In a medium bowl combine GF all-purpose flour, xanthan gum (if needed) salt , baking powder and pumpkin pie spice. Set aside
In a bowl of a stand mixer cream the butter until light and fluffy about 3 minutes. Add the sugars and beat again another 2 minutes. Add in the egg and mix well. Beat in the pumpkin and vanilla until blended. Slowly add the flour mixture and beat on low until just mixed in. Do not over mix
Transfer to a smaller bowl, wrap tightly with plastic wrap and refrigerate overnight, at least 8 hours.
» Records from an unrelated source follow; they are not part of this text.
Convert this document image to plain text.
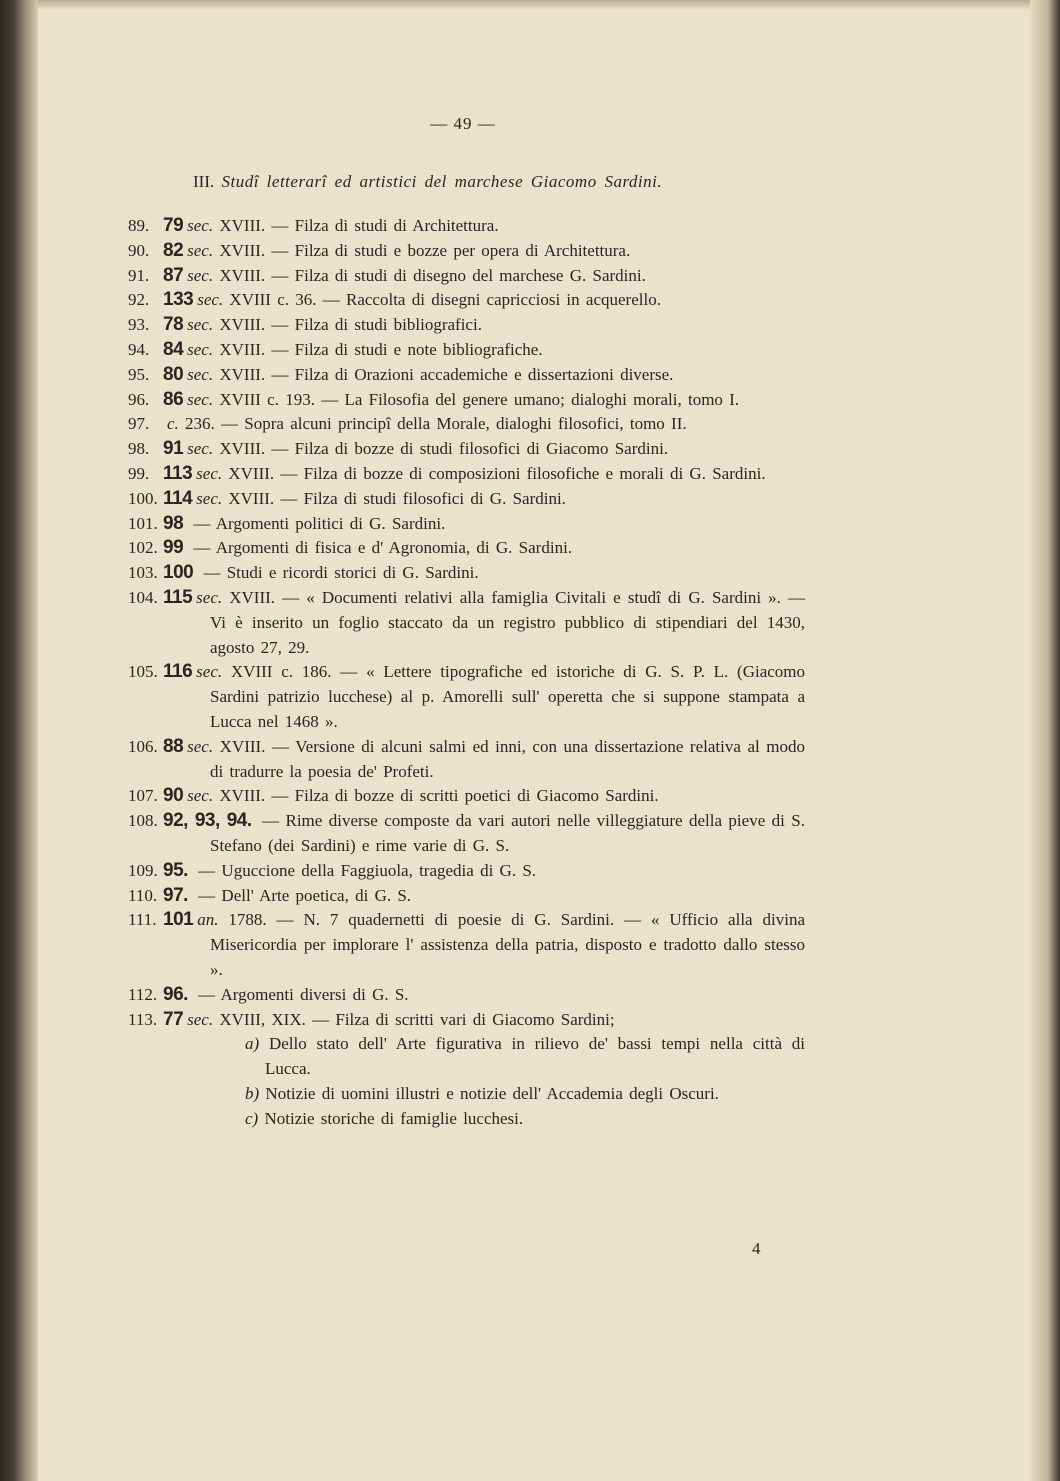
— 49 —
III. Studî letterarî ed artistici del marchese Giacomo Sardini.
89. 79 sec. XVIII. — Filza di studi di Architettura.
90. 82 sec. XVIII. — Filza di studi e bozze per opera di Architettura.
91. 87 sec. XVIII. — Filza di studi di disegno del marchese G. Sardini.
92. 133 sec. XVIII c. 36. — Raccolta di disegni capricciosi in acquerello.
93. 78 sec. XVIII. — Filza di studi bibliografici.
94. 84 sec. XVIII. — Filza di studi e note bibliografiche.
95. 80 sec. XVIII. — Filza di Orazioni accademiche e dissertazioni diverse.
96. 86 sec. XVIII c. 193. — La Filosofia del genere umano; dialoghi morali, tomo I.
97. c. 236. — Sopra alcuni principî della Morale, dialoghi filosofici, tomo II.
98. 91 sec. XVIII. — Filza di bozze di studi filosofici di Giacomo Sardini.
99. 113 sec. XVIII. — Filza di bozze di composizioni filosofiche e morali di G. Sardini.
100. 114 sec. XVIII. — Filza di studi filosofici di G. Sardini.
101. 98 — Argomenti politici di G. Sardini.
102. 99 — Argomenti di fisica e d' Agronomia, di G. Sardini.
103. 100 — Studi e ricordi storici di G. Sardini.
104. 115 sec. XVIII. — « Documenti relativi alla famiglia Civitali e studî di G. Sardini ». — Vi è inserito un foglio staccato da un registro pubblico di stipendiari del 1430, agosto 27, 29.
105. 116 sec. XVIII c. 186. — « Lettere tipografiche ed istoriche di G. S. P. L. (Giacomo Sardini patrizio lucchese) al p. Amorelli sull' operetta che si suppone stampata a Lucca nel 1468 ».
106. 88 sec. XVIII. — Versione di alcuni salmi ed inni, con una dissertazione relativa al modo di tradurre la poesia de' Profeti.
107. 90 sec. XVIII. — Filza di bozze di scritti poetici di Giacomo Sardini.
108. 92, 93, 94. — Rime diverse composte da vari autori nelle villeggiature della pieve di S. Stefano (dei Sardini) e rime varie di G. S.
109. 95. — Uguccione della Faggiuola, tragedia di G. S.
110. 97. — Dell' Arte poetica, di G. S.
111. 101 an. 1788. — N. 7 quadernetti di poesie di G. Sardini. — « Ufficio alla divina Misericordia per implorare l' assistenza della patria, disposto e tradotto dallo stesso ».
112. 96. — Argomenti diversi di G. S.
113. 77 sec. XVIII, XIX. — Filza di scritti vari di Giacomo Sardini;
a) Dello stato dell' Arte figurativa in rilievo de' bassi tempi nella città di Lucca.
b) Notizie di uomini illustri e notizie dell' Accademia degli Oscuri.
c) Notizie storiche di famiglie lucchesi.
4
Next day or 8 hours later, preheat oven to 350 deg.F. Prepare cookie sheets with either parchment paper or silicone bake mats.
Combine the topping ingredients in a small bowl
Scoop out rounded generous tablespoon sized balls off dough and roll into a smooth ball with your hands. Roll in the topping and set about 2” apart on the bake mats. With the bottom of a smooth drinking glass gently press the balls into a flatter disc. Don’t smash all the way down, just gently press. If the glass sticks, dip in the sugar mixture and press again. If some of the sugar comes off the cookies you can gently lift and place back in sugar mixture and sprinkle it on top and bottom and place back on cookie sheet.
Bake for 9-11 min, do not over bake. Let cool 5 minutes on pan then cool completely on a wire rack.
Store in an airtight container up to a week unrefrigerated or keep in an airtight container or baggie in the freezer for up to 3 months.